First, for those of you who follow this blog, let me offer my apologies for not updating this in some time. I have recently, and at long last graduated with my BA in Communications from Marylhurst University, and during these summer months before beginning graduate school at that self same institution, I am doing what countless other graduates spend their summers doing……looking for a job. Well…maybe “looking for a job” isn’t quite accurate. Ive had jobs, quite a few in fact, what im looking for is a CAREER.
In a perfect world, one would search high and low for the ideal job, apply, and then in a timely manner be told whether they were on a short list for said job. At that point they would either interview or continue their search. Alas…much like communism, the pet rock, or reality TV…this is only true on paper. The real struggle in todays world to attain meaningful employment, or indeed employment of any kind is a sisyphean task. The difficulty lies not in employment, so much as anything resembling meaningful employment. No, I’m not too good to pump gas, bag groceries, or mow lawns (which in the grownup world is simply called landscaping for the sake of personal pride).
Where my difficulty derives is that after a long uphill struggle to complete my degree; which including the money, time sacrificed with friends and family, the lack of social existence, and the sometimes skull splitting nature of the subjects, its hard not to feel a little…dare i say it…..entitled to meaningful work within my field. Now I’m the first to say that:
1) No one owes me a job
2) I’m not entitled to anything but the freedom to pursue the career I want
3) Admittedly this is a “first world” problem
But i digress….
What I find baffling are the sheer volume of pyramid schemes, brand ambassador positions, and direct marketing openings out there. I recently had an interview with a “public relations firm” in the Portland, Oregon area who billed themselves as a firm who “combines strategic promotional genius with professional campaign implementation”. “HAZAA!” I thought, I have arrived. I am being courted by a firm right out of college!
These dreams were quickly dashed when I arrived for my interview a full 45 minutes early, wanting to make a good impression. The office door was adorned with the company logo in bright colors…..on a piece of printer paper scotch taped to the door. “No worries” I thought, “Maybe they’re a startup or this is a satellite office or something”. Upon walking in, clad in my navy blue suit and “lucky” tie, I almost dropped my portfolio. The room was populated by about a dozen other people, many of them barely out of their teens. While I won’t go into the variety of hair colors and styles present (it is Portland after all, allowances must be made) the amount of cut off clothes and slack expressions were a quick warning sign for me.

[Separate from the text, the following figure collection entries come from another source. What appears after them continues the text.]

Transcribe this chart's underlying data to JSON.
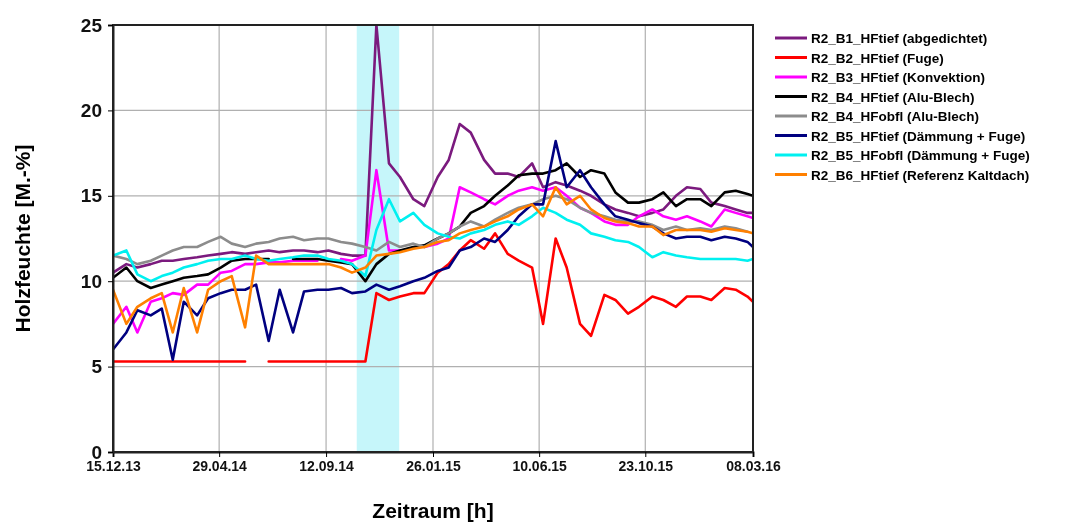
{
  "chart_data": {
    "type": "line",
    "xlabel": "Zeitraum [h]",
    "ylabel": "Holzfeuchte [M.-%]",
    "x": [
      "2013-12-15",
      "2014-01-01",
      "2014-01-15",
      "2014-02-01",
      "2014-02-15",
      "2014-03-01",
      "2014-03-15",
      "2014-04-01",
      "2014-04-15",
      "2014-05-01",
      "2014-05-15",
      "2014-06-01",
      "2014-06-15",
      "2014-07-01",
      "2014-07-15",
      "2014-08-01",
      "2014-08-15",
      "2014-09-01",
      "2014-09-15",
      "2014-10-01",
      "2014-10-15",
      "2014-11-01",
      "2014-11-15",
      "2014-12-01",
      "2014-12-15",
      "2015-01-01",
      "2015-01-15",
      "2015-02-01",
      "2015-02-15",
      "2015-03-01",
      "2015-03-15",
      "2015-04-01",
      "2015-04-15",
      "2015-05-01",
      "2015-05-15",
      "2015-06-01",
      "2015-06-15",
      "2015-07-01",
      "2015-07-15",
      "2015-08-01",
      "2015-08-15",
      "2015-09-01",
      "2015-09-15",
      "2015-10-01",
      "2015-10-15",
      "2015-11-01",
      "2015-11-15",
      "2015-12-01",
      "2015-12-15",
      "2016-01-01",
      "2016-01-15",
      "2016-02-01",
      "2016-02-15",
      "2016-03-01",
      "2016-03-08"
    ],
    "series": [
      {
        "name": "R2_B1_HFtief (abgedichtet)",
        "color": "#7b1a7e",
        "values": [
          10.5,
          11,
          10.8,
          11,
          11.2,
          11.2,
          11.3,
          11.4,
          11.5,
          11.6,
          11.7,
          11.6,
          11.7,
          11.8,
          11.7,
          11.8,
          11.8,
          11.7,
          11.8,
          11.6,
          11.5,
          11.5,
          25,
          16.9,
          16.1,
          14.8,
          14.4,
          16.1,
          17.1,
          19.2,
          18.7,
          17.1,
          16.3,
          16.3,
          16.1,
          16.9,
          15.5,
          15.8,
          15.6,
          15.3,
          15,
          14.5,
          14.2,
          14,
          13.8,
          14,
          14.2,
          15,
          15.5,
          15.4,
          14.6,
          14.4,
          14.2,
          14,
          14
        ]
      },
      {
        "name": "R2_B2_HFtief (Fuge)",
        "color": "#ff0000",
        "values": [
          5.3,
          5.3,
          5.3,
          5.3,
          5.3,
          5.3,
          5.3,
          5.3,
          5.3,
          5.3,
          5.3,
          5.3,
          null,
          5.3,
          5.3,
          5.3,
          5.3,
          5.3,
          5.3,
          5.3,
          5.3,
          5.3,
          9.3,
          8.9,
          9.1,
          9.3,
          9.3,
          10.5,
          11,
          11.8,
          12.4,
          11.9,
          12.8,
          11.6,
          11.2,
          10.8,
          7.5,
          12.5,
          10.8,
          7.5,
          6.8,
          9.2,
          8.9,
          8.1,
          8.5,
          9.1,
          8.9,
          8.5,
          9.1,
          9.1,
          8.9,
          9.6,
          9.5,
          9.1,
          8.8
        ]
      },
      {
        "name": "R2_B3_HFtief (Konvektion)",
        "color": "#ff00ff",
        "values": [
          7.5,
          8.5,
          7,
          8.8,
          9,
          9.3,
          9.2,
          9.8,
          9.8,
          10.5,
          10.6,
          11,
          11,
          11.1,
          11.1,
          11.2,
          11.2,
          11.2,
          null,
          11.3,
          11.2,
          11.5,
          16.5,
          11.8,
          11.8,
          null,
          12,
          12.2,
          12.5,
          15.5,
          15.2,
          14.8,
          14.5,
          15,
          15.3,
          15.5,
          15.3,
          15.5,
          15,
          14.3,
          14,
          13.5,
          13.3,
          13.3,
          13.8,
          14.2,
          13.8,
          13.6,
          13.8,
          13.5,
          13.2,
          14.2,
          14,
          13.8,
          13.7
        ]
      },
      {
        "name": "R2_B4_HFtief (Alu-Blech)",
        "color": "#000000",
        "values": [
          10.2,
          10.8,
          10,
          9.6,
          9.8,
          10,
          10.2,
          10.3,
          10.4,
          10.8,
          11.2,
          11.3,
          11.3,
          11.3,
          null,
          11.3,
          11.3,
          11.3,
          11.2,
          11.1,
          11,
          10,
          11,
          11.6,
          11.8,
          12,
          12.1,
          12.5,
          12.8,
          13.2,
          14,
          14.4,
          15,
          15.6,
          16.2,
          16.3,
          16.3,
          16.5,
          16.9,
          16.1,
          16.5,
          16.3,
          15.2,
          14.6,
          14.6,
          14.8,
          15.2,
          14.4,
          14.8,
          14.8,
          14.4,
          15.2,
          15.3,
          15.1,
          15
        ]
      },
      {
        "name": "R2_B4_HFobfl (Alu-Blech)",
        "color": "#8c8c8c",
        "values": [
          11.5,
          11.3,
          11,
          11.2,
          11.5,
          11.8,
          12,
          12,
          12.3,
          12.6,
          12.2,
          12,
          12.2,
          12.3,
          12.5,
          12.6,
          12.4,
          12.5,
          12.5,
          12.3,
          12.2,
          12,
          11.8,
          12.3,
          12,
          12.2,
          12,
          12.5,
          12.8,
          13.2,
          13.5,
          13.2,
          13.6,
          14,
          14.3,
          14.5,
          14.8,
          15,
          14.8,
          14.3,
          14,
          13.8,
          13.6,
          13.5,
          13.5,
          13.3,
          13,
          13.2,
          13,
          13.1,
          13,
          13.2,
          13.1,
          12.9,
          null
        ]
      },
      {
        "name": "R2_B5_HFtief (Dämmung + Fuge)",
        "color": "#000080",
        "values": [
          6,
          7,
          8.3,
          8,
          8.4,
          5.4,
          8.8,
          8,
          9,
          9.3,
          9.5,
          9.5,
          9.8,
          6.5,
          9.5,
          7,
          9.4,
          9.5,
          9.5,
          9.6,
          9.3,
          9.4,
          9.8,
          9.5,
          9.7,
          10,
          10.2,
          10.6,
          10.8,
          11.8,
          12,
          12.5,
          12.3,
          13,
          13.8,
          14.5,
          14.5,
          18.2,
          15.5,
          16.5,
          15.5,
          14.5,
          13.8,
          13.6,
          13.4,
          13.2,
          12.8,
          12.5,
          12.6,
          12.6,
          12.4,
          12.6,
          12.5,
          12.3,
          12
        ]
      },
      {
        "name": "R2_B5_HFobfl (Dämmung + Fuge)",
        "color": "#00f0f0",
        "values": [
          11.5,
          11.8,
          10.4,
          10,
          10.3,
          10.5,
          10.8,
          11,
          11.2,
          11.3,
          11.3,
          11.5,
          11.3,
          11.2,
          11.3,
          11.4,
          11.5,
          11.5,
          11.3,
          11.2,
          11,
          10.3,
          13,
          14.8,
          13.5,
          14,
          13.3,
          12.8,
          12.6,
          12.5,
          12.8,
          13,
          13.3,
          13.5,
          13.3,
          13.8,
          14.3,
          14,
          13.6,
          13.3,
          12.8,
          12.6,
          12.4,
          12.3,
          12,
          11.4,
          11.7,
          11.5,
          11.4,
          11.3,
          11.3,
          11.3,
          11.3,
          11.2,
          11.3
        ]
      },
      {
        "name": "R2_B6_HFtief (Referenz Kaltdach)",
        "color": "#ff8000",
        "values": [
          9.5,
          7.5,
          8.5,
          9,
          9.3,
          7,
          9.6,
          7,
          9.5,
          10,
          10.3,
          7.3,
          11.5,
          11,
          11,
          11,
          11,
          11,
          11,
          10.8,
          10.5,
          10.8,
          11.5,
          11.6,
          11.7,
          11.9,
          12,
          12.3,
          12.4,
          12.8,
          13,
          13.2,
          13.5,
          13.8,
          14.2,
          14.5,
          13.8,
          15.5,
          14.5,
          15,
          14.2,
          13.7,
          13.5,
          13.4,
          13.2,
          13.2,
          12.7,
          13,
          13,
          13,
          12.9,
          13.1,
          13,
          12.9,
          12.8
        ]
      }
    ],
    "xlim": [
      "2013-12-15",
      "2016-03-08"
    ],
    "xticks": [
      {
        "value": "2013-12-15",
        "label": "15.12.13"
      },
      {
        "value": "2014-04-29",
        "label": "29.04.14"
      },
      {
        "value": "2014-09-12",
        "label": "12.09.14"
      },
      {
        "value": "2015-01-26",
        "label": "26.01.15"
      },
      {
        "value": "2015-06-10",
        "label": "10.06.15"
      },
      {
        "value": "2015-10-23",
        "label": "23.10.15"
      },
      {
        "value": "2016-03-08",
        "label": "08.03.16"
      }
    ],
    "ylim": [
      0,
      25
    ],
    "yticks": [
      0,
      5,
      10,
      15,
      20,
      25
    ],
    "bands": [
      {
        "axis": "x",
        "from": "2014-10-21",
        "to": "2014-12-14",
        "color": "#c6f6fa"
      }
    ],
    "grid": true,
    "legend": "right"
  }
}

The administrative aid (I use the term charitably) was busy watching a pirated copy of some movie or other and couldn’t be bothered to do more than point me at a chair. Shortly thereafter I was called into an office that was so spartan it would put most police interrogation rooms to shame. All it was missing was the one way mirror. In its place was a cheap gas station map of the US with push pins haphazardly placed around the country. My interviewer, an early twenty something with hair that had that just right look of suave and just rolled out of bed, proudly announced that they now had offices in all of the cities identified by the boldly colored pins.

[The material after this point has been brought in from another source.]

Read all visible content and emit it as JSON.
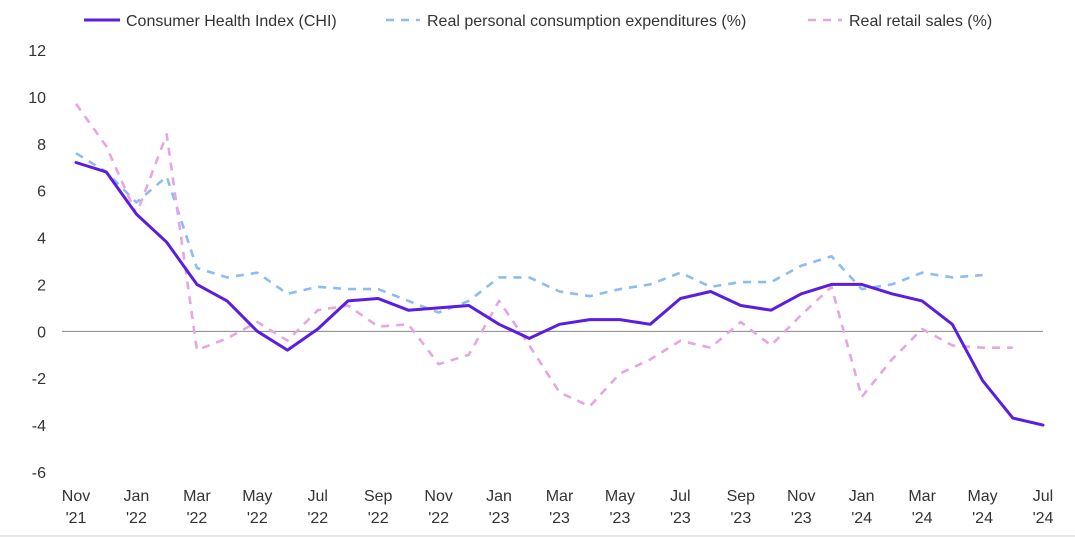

At this point every professional “spidey sense” I had was going berserk, but as a man with bills to pay I forced myself to pay attention through his pitch with all of the focus I could manage. At the tail end of the “how wonderful it is to be a full time employee” for them speech, he soberly informed me that all of their employees “start at the ground level as brand ambassadors and work their way up.”
At this point, barely restraining the urge to slide off my chair in disappointment, I asked what products they were working with. “Cabinetry” he proudly proclaimed, as though this product was the next longer lasting lightbulb or cure to some here to fore unknown disease. I thanked him for his time, and headed out the door and down the hall quietly murmuring to myself about the injustice of it all. Passing a teenager in the parking lot, who’s mother had just dropped him off, he asked me if I knew where the marketing office was. I pointed him in the right direction and wished him more happiness with the experience than I had.
The moral to this story? Im honestly not sure that there is one, except to say this. If your job hunting, first set a line in the sand. Tell yourself “I will do this, but not that. This is what I’m prepared to accept” And do your best to stick to it.
Im fully prepared to admit that I may be approaching this from a biased viewpoint, but as with all of my posts, I welcome advice, experiences and wisdom from you all. Happy Job Hunting!